Later, while I was preparing a list of names and contacts I could reach out on behalf of Tivnu, I talked to Caryn about my discomfort. Caryn’s our awesome Madrichol ( R.A.) by day and I assume some kind of nonviolent superhero by night, because people as nice as her aren’t supposed to exist outside of comic books. I didn’t know why I felt so awkward around fundraising, I told her. Maybe it was an anti-capitalism thing? Or it was some deeply ingrained moral disgust associated with any solicitation of money at all, which felt just as awkward given how many of my privileges stem from wealth I haven’t earned.
There’s a flaw in my thinking there, and it’s one I needed pointed out to me by Caryn before I could overcome it. My discomfort with the idea of soliciting money is ingrained, but not by the democratic values I’ve adopted as I mature. It’s the opposite, a deeply held conceit that the giving of money is an intimate act like a hug or a kiss, somehow obscene to request of strangers and friends alike. Our society bleeds green, and as many platitudes that we’re taught growing up about money not being everything, we’re still trained to flinch when our money is bought up, as if it’s something deeply private, as if to ask for something in exchange for nothing is to cross a moral line.

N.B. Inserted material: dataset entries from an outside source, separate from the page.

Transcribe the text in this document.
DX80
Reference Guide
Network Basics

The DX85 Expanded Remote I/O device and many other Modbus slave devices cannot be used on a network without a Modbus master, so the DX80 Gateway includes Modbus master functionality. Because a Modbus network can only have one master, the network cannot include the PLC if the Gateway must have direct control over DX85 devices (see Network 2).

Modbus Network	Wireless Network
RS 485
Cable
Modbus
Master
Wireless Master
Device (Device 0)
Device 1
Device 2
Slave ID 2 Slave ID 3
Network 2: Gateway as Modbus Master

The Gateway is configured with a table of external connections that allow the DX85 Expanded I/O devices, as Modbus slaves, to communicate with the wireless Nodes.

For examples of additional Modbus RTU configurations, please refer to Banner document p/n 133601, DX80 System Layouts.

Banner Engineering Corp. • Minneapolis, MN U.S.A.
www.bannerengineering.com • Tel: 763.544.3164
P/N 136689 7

In many ways, in this country, it is.
But that’s not a fair criterion. When I think of fundraising, now, I try not to think of it as asking for money. I think of it as something I get to do. It’s one of the ways I can leverage my privilege to contribute to building the more just world I want to see.
I get to support a program that’s given me more than I could ever ask for, to give back to a family of people I’ve come to love and genuinely believe in. By raising money for Tivnu, I’m helping to pay for scholarships for people who deserve to be here and will use this year to learn about changing and impacting our broken systems of society. With the help of funds we raise, young people like me will get to participate in this learning not because they can afford to come but because they want to be their best selves.
If you’re reading this, there’s a chance I might call you. Somebody will, anyway. We might be uncomfortable, but trust me: we believe in what we’re asking for. We hope you do, too.